Protester contre la famine de Gaza a l'impression de crier dans un vide - mais nous ne devons pas nous arrêter | Nesrine Malik

Nesrine Malik - TheGuardian - 28/07
Les platitudes politiques et quelques camions d'aide ne sauveront pas les enfants qui meurent maintenant. Mais ils montrent que les dirigeants ne peuvent pas ignorer l'opinion publique pour toujours, explique Nesrine Malik, la chroniqueuse Guardian

Les enfants meurent en premier. Dans les conditions de famine, les besoins nutritionnels de leurs corps en croissance sont plus élevés que ceux des adultes, et leurs réserves sont donc épuisées plus rapidement. Leurs systèmes immunitaires, pas encore entièrement développés, deviennent plus faibles, plus sensibles aux maladies et aux infections. Un coup de diarrhée est mortel. Leurs blessures ne guérissent pas. Les bébés ne peuvent pas être allaités car leurs mères n'ont pas mangé.
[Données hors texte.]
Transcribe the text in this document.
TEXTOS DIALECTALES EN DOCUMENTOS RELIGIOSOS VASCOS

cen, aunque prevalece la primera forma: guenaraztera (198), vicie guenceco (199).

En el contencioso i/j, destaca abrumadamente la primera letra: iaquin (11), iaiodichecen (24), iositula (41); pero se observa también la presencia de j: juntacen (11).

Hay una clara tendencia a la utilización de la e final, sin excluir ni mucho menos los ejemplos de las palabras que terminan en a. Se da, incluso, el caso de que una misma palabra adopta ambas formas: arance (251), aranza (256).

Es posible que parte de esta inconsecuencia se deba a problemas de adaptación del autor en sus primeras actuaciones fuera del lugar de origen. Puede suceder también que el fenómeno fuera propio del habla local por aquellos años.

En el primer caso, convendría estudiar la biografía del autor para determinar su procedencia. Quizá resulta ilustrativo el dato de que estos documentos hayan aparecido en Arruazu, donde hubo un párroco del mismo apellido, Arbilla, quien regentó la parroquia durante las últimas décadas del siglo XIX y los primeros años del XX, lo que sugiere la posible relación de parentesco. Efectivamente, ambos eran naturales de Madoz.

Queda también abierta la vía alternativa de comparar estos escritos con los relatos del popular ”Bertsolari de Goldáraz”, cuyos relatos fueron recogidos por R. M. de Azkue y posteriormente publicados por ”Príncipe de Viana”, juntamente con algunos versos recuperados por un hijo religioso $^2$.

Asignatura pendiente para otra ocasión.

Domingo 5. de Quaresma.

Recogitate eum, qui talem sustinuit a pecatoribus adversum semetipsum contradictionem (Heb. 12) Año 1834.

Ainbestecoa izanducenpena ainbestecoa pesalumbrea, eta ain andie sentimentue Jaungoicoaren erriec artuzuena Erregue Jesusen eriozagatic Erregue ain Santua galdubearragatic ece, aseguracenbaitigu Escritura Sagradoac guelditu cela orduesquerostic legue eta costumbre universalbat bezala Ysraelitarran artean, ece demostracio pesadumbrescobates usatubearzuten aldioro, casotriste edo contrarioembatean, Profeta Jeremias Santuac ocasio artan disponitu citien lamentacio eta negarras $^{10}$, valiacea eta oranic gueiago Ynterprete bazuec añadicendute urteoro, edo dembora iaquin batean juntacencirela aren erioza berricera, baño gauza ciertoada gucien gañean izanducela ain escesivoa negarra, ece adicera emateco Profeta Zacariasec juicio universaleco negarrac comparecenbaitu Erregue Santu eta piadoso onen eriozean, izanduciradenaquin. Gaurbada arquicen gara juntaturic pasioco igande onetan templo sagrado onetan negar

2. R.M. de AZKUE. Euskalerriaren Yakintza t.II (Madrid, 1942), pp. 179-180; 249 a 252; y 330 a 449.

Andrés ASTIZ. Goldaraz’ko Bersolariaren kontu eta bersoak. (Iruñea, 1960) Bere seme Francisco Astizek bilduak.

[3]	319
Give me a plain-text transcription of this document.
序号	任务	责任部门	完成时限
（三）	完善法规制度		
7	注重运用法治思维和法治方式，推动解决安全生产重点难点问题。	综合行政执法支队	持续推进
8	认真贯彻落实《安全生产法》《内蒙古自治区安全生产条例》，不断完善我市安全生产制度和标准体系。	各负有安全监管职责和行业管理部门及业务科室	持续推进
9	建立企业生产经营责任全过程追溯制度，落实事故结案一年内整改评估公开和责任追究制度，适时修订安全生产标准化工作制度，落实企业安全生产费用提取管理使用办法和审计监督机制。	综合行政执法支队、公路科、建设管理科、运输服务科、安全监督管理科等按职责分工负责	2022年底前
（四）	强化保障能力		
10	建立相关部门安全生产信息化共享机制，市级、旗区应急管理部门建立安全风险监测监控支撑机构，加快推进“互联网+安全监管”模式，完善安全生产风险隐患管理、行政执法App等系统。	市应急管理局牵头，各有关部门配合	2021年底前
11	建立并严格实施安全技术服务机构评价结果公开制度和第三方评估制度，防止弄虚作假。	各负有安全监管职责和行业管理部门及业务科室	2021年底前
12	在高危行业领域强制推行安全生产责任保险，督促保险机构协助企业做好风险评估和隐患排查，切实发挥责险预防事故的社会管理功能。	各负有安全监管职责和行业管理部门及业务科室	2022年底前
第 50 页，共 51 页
Ils meurent au double du taux d'adultes.

La semaine dernière, sur une période de seulement 72 heures, 21 enfants sont morts à Gaza de malnutrition et de famine. Le chemin de la mort par la famine est lent et agonisant, en particulier dans une pénurie de territoire souffrant non seulement de nourriture, mais de médicaments, d'abris et d'eau propre. Le nombre total de morts de la faim a dépassé 100 le week-end; 80 d'entre eux étaient des enfants. Un travailleur-havre a rapporté que les enfants disent à leurs parents qu'ils veulent mourir et aller au paradis, car «au moins le paradis a de la nourriture».

Chacun de ces décès, et ceux qui viendront, est évitable. L'Organisation mondiale de la santé a décrit la famine comme «artificielle», mais c'est plus que cela. Il est prévisible et donc délibéré. Le siège d'Israël sur Gaza a bloqué des tonnes d'a...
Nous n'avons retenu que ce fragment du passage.